Marcel Regnotto a souligné, quant à lui, que la concession ne définit pas clairement comment l'offre
de divertissement doit être conçue. L'OFCOM veille à ce que le mandat programmatique soit toujours
rempli dans son ensemble. L'évaluation des émissions incombe aux conseils du public et aux organes
de médiation.
Se détendre et apprendre
Dans la majorité des cas, «plus qu'être divertis, les téléspectateurs souhaitent apprendre quelque
chose et approfondir leurs connaissances». «Le divertissement doit-il aussi être vecteur
d'informations»? a demandé Maria Victoria Haas. Christoph Gebel a alors cité un bon mot du
légendaire Kurt Felix – «Allumer pour pouvoir éteindre» – pour justifier avec humour sa réponse.
Selon lui, ce n'est pas parce que le public se divertit qu'il ne doit rien apprendre. Des formats tels que
«SRF bi de Lüt» ou les émissions de jass doivent être gages de découvertes, tout comme les
émissions de quiz être source de riches enseignements.
Pour deux autres thèses découlant de l'enquête – «Les programmes de divertissement de la SSR ont
plus qu'une simple fonction de divertissement: ils doivent représenter la diversité de la Suisse et
lancer des débats de société» – il démontre à l'aide d'exemples tirés du programme que SRF répond
bien à ces attentes. La production maison «Üsi Badi», mettant en scène des personnes mentalement
handicapées, ou encore l'émission sous licence «The Voice of Switzerland», avec de nombreux
participants issues de l'immigration. Ou encore cette candidate voilée, qui a récemment participé à un
quiz télévisé.
Risques de colonisation par des formats étrangers
Le journaliste Peter Rothenbühler, invité pour faire le contrepoint, a exposé une tout autre thèse à
l'assemblée: «Si la SSR ne propose pas elle-même une offre de divertissement, elle sera colonisée
peu à peu par des formats européens et américains ou par des séries». Le public suisse en
apprendrait certainement davantage sur les us et coutumes d'autres pays, mais ce serait au détriment
de sa propre culture. Dans un monde média globalisé, le divertissement gagne de plus en plus en
importance. Peter Rothenbühler l'assure: «La télévision est le divertissement et le divertissement est
l'ADN de la télévision – il est donc indissociable du service public». Nous devons avoir notre propre
divertissement».
Lors de la discussion finale, les représentants des quatre sociétés régionales – Fabrizio Keller
(CORSI), Mirjam Hassler (SRG.D), Pierre André Berger (RTSR) et Ramona Ganzoni (SRG.R) – ont
tenté de compiler les différents arguments. Points centraux relevés: «La légèreté du divertissement
est nécessaire pour contre-balancer la lourdeur de l'information» (M. Hassler) – «Il faut reconnaître
toute sa légitimité au divertissement, car il contribue de manière constructive et complète à la
cohésion» (R. Ganzoni) – «Les productions maison sont essentielles; nous avons un réel savoir-faire
que nous pourrions mettre davantage à profit des productions nationales». (A. Berger) – «Les
émissions de divertissement contribuent à la culture populaire et la font vivre». (F. Keller).

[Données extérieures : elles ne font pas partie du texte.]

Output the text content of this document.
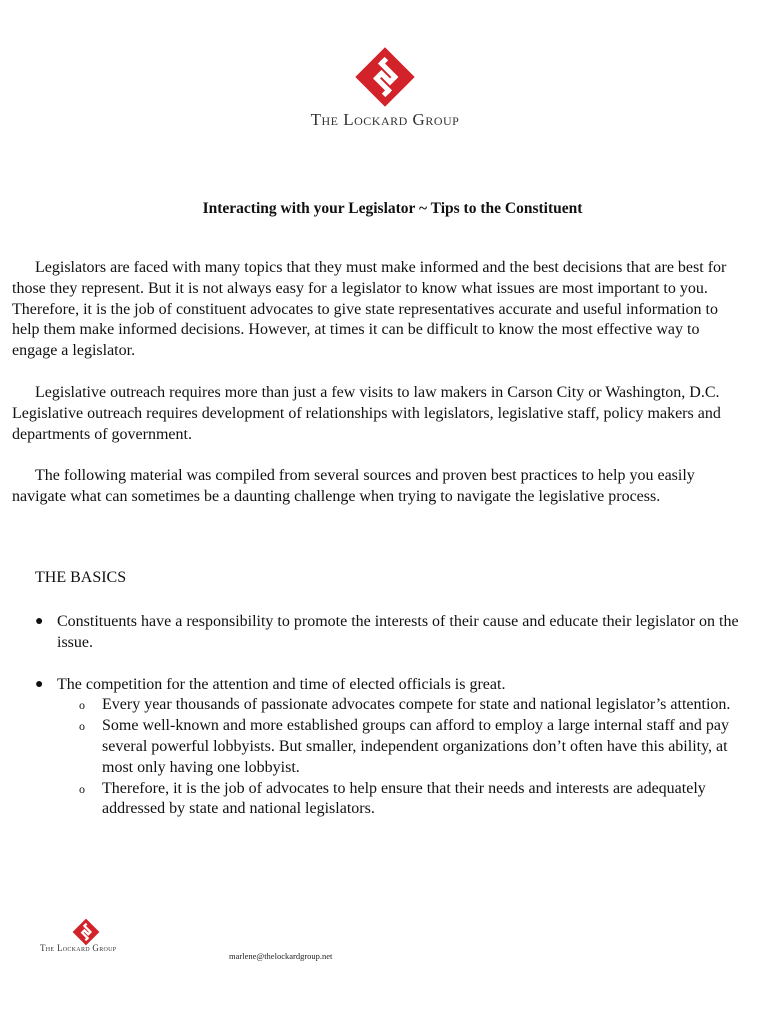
The Lockard Group
Interacting with your Legislator ~ Tips to the Constituent

Legislators are faced with many topics that they must make informed and the best decisions that are best for those they represent. But it is not always easy for a legislator to know what issues are most important to you. Therefore, it is the job of constituent advocates to give state representatives accurate and useful information to help them make informed decisions. However, at times it can be difficult to know the most effective way to engage a legislator.

Legislative outreach requires more than just a few visits to law makers in Carson City or Washington, D.C. Legislative outreach requires development of relationships with legislators, legislative staff, policy makers and departments of government.

The following material was compiled from several sources and proven best practices to help you easily navigate what can sometimes be a daunting challenge when trying to navigate the legislative process.

THE BASICS
● Constituents have a responsibility to promote the interests of their cause and educate their legislator on the issue.
● The competition for the attention and time of elected officials is great.
o Every year thousands of passionate advocates compete for state and national legislator’s attention.
o Some well-known and more established groups can afford to employ a large internal staff and pay several powerful lobbyists. But smaller, independent organizations don’t often have this ability, at most only having one lobbyist.
o Therefore, it is the job of advocates to help ensure that their needs and interests are adequately addressed by state and national legislators.
The Lockard Group
marlene@thelockardgroup.net
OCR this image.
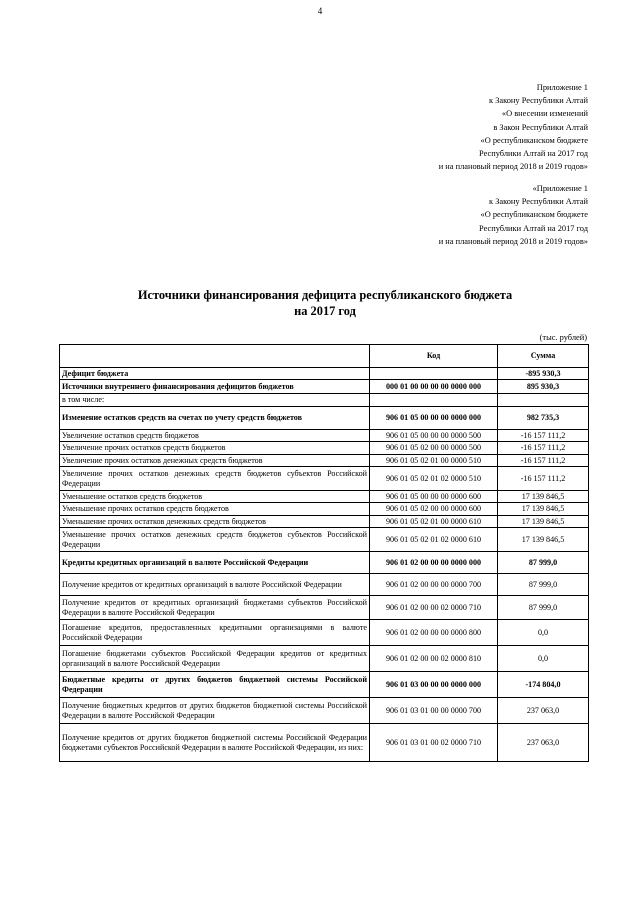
4
Приложение 1
к Закону Республики Алтай
«О внесении изменений
в Закон Республики Алтай
«О республиканском бюджете
Республики Алтай на 2017 год
и на плановый период 2018 и 2019 годов»
«Приложение 1
к Закону Республики Алтай
«О республиканском бюджете
Республики Алтай на 2017 год
и на плановый период 2018 и 2019 годов»
Источники финансирования дефицита республиканского бюджета
на 2017 год
(тыс. рублей)
	Код	Сумма
Дефицит бюджета		-895 930,3
Источники внутреннего финансирования дефицитов бюджетов	000 01 00 00 00 00 0000 000	895 930,3
в том числе:		
Изменение остатков средств на счетах по учету средств бюджетов	906 01 05 00 00 00 0000 000	982 735,3
Увеличение остатков средств бюджетов	906 01 05 00 00 00 0000 500	-16 157 111,2
Увеличение прочих остатков средств бюджетов	906 01 05 02 00 00 0000 500	-16 157 111,2
Увеличение прочих остатков денежных средств бюджетов	906 01 05 02 01 00 0000 510	-16 157 111,2
Увеличение прочих остатков денежных средств бюджетов субъектов Российской Федерации	906 01 05 02 01 02 0000 510	-16 157 111,2
Уменьшение остатков средств бюджетов	906 01 05 00 00 00 0000 600	17 139 846,5
Уменьшение прочих остатков средств бюджетов	906 01 05 02 00 00 0000 600	17 139 846,5
Уменьшение прочих остатков денежных средств бюджетов	906 01 05 02 01 00 0000 610	17 139 846,5
Уменьшение прочих остатков денежных средств бюджетов субъектов Российской Федерации	906 01 05 02 01 02 0000 610	17 139 846,5
Кредиты кредитных организаций в валюте Российской Федерации	906 01 02 00 00 00 0000 000	87 999,0
Получение кредитов от кредитных организаций в валюте Российской Федерации	906 01 02 00 00 00 0000 700	87 999,0
Получение кредитов от кредитных организаций бюджетами субъектов Российской Федерации в валюте Российской Федерации	906 01 02 00 00 02 0000 710	87 999,0
Погашение кредитов, предоставленных кредитными организациями в валюте Российской Федерации	906 01 02 00 00 00 0000 800	0,0
Погашение бюджетами субъектов Российской Федерации кредитов от кредитных организаций в валюте Российской Федерации	906 01 02 00 00 02 0000 810	0,0
Бюджетные кредиты от других бюджетов бюджетной системы Российской Федерации	906 01 03 00 00 00 0000 000	-174 804,0
Получение бюджетных кредитов от других бюджетов бюджетной системы Российской Федерации в валюте Российской Федерации	906 01 03 01 00 00 0000 700	237 063,0
Получение кредитов от других бюджетов бюджетной системы Российской Федерации бюджетами субъектов Российской Федерации в валюте Российской Федерации, из них:	906 01 03 01 00 02 0000 710	237 063,0
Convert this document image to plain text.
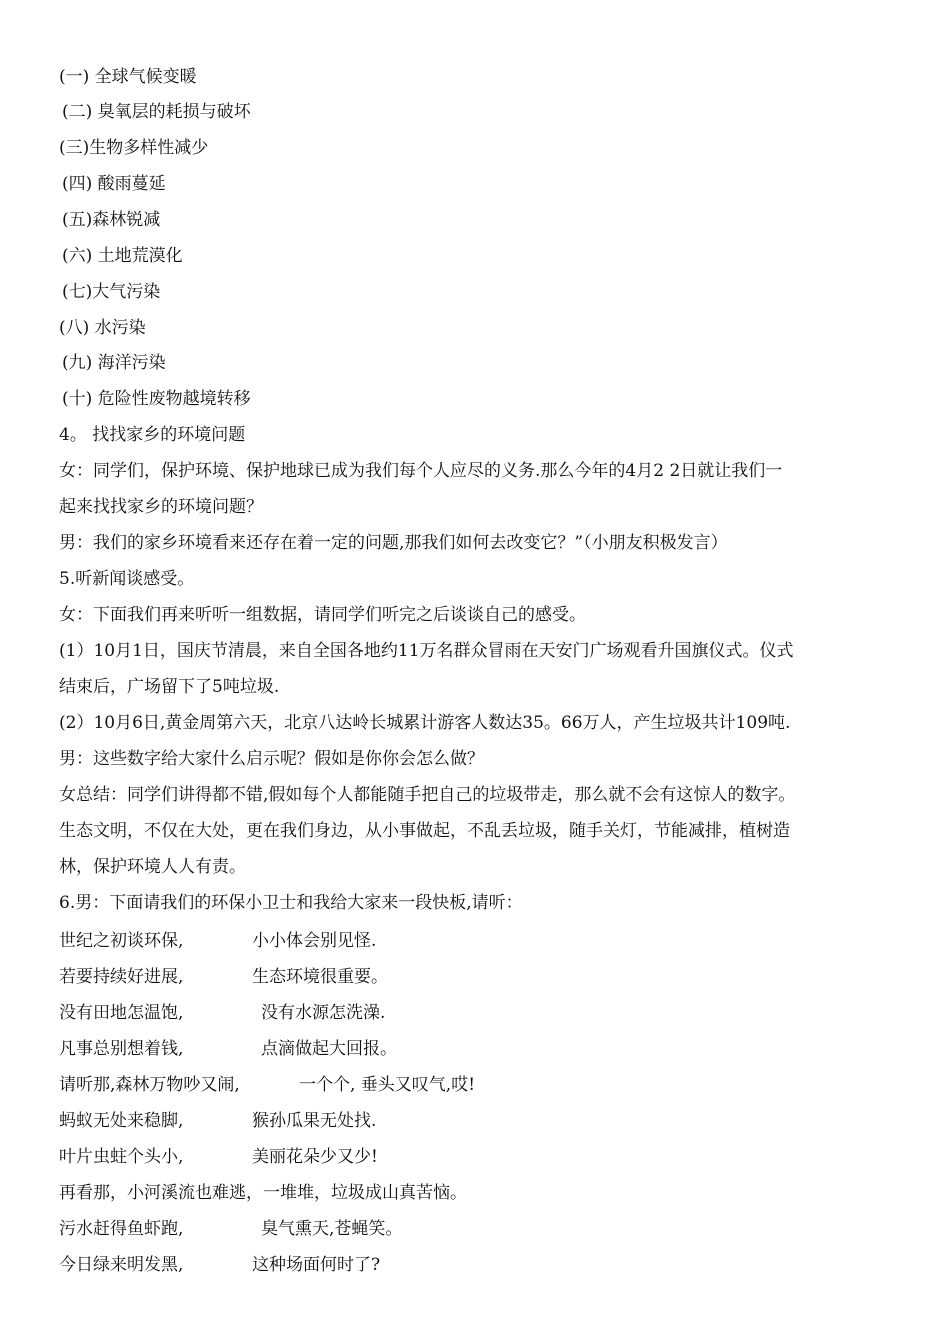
(一) 全球气候变暖
(二) 臭氧层的耗损与破坏
(三)生物多样性减少
(四) 酸雨蔓延
(五)森林锐减
(六) 土地荒漠化
(七)大气污染
(八) 水污染
(九) 海洋污染
(十) 危险性废物越境转移
4。 找找家乡的环境问题
女：同学们，保护环境、保护地球已成为我们每个人应尽的义务.那么今年的4月2 2日就让我们一
起来找找家乡的环境问题？
男：我们的家乡环境看来还存在着一定的问题,那我们如何去改变它？”（小朋友积极发言）
5.听新闻谈感受。
女：下面我们再来听听一组数据，请同学们听完之后谈谈自己的感受。
(1）10月1日，国庆节清晨，来自全国各地约11万名群众冒雨在天安门广场观看升国旗仪式。仪式
结束后，广场留下了5吨垃圾.
(2）10月6日,黄金周第六天，北京八达岭长城累计游客人数达35。66万人，产生垃圾共计109吨.
男：这些数字给大家什么启示呢？假如是你你会怎么做？
女总结：同学们讲得都不错,假如每个人都能随手把自己的垃圾带走，那么就不会有这惊人的数字。
生态文明，不仅在大处，更在我们身边，从小事做起，不乱丢垃圾，随手关灯，节能减排，植树造
林，保护环境人人有责。
6.男：下面请我们的环保小卫士和我给大家来一段快板,请听：
世纪之初谈环保,	小小体会别见怪.
若要持续好进展,	生态环境很重要。
没有田地怎温饱,	没有水源怎洗澡.
凡事总别想着钱,	点滴做起大回报。
请听那,森林万物吵又闹,	一个个, 垂头又叹气,哎!
蚂蚁无处来稳脚,	猴孙瓜果无处找.
叶片虫蛀个头小,	美丽花朵少又少!
再看那，小河溪流也难逃，一堆堆，垃圾成山真苦恼。
污水赶得鱼虾跑,	臭气熏天,苍蝇笑。
今日绿来明发黑,	这种场面何时了?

Pour le directeur général de la SSR, Roger de Weck, le lien entre discernement et amusement est
évident. Peu avant la fin du colloque, il a également avancé un argument économique: «Les
productions maison coûtent cher et sont presque inabordables pour les chaînes commerciales. Même
les formats bon marché sont déficitaires». Mais: «Si la SSR n'en produit plus, il n'y en aura tout
simplement plus. Il ne restera alors plus que le 'Jung, wild and sexy'».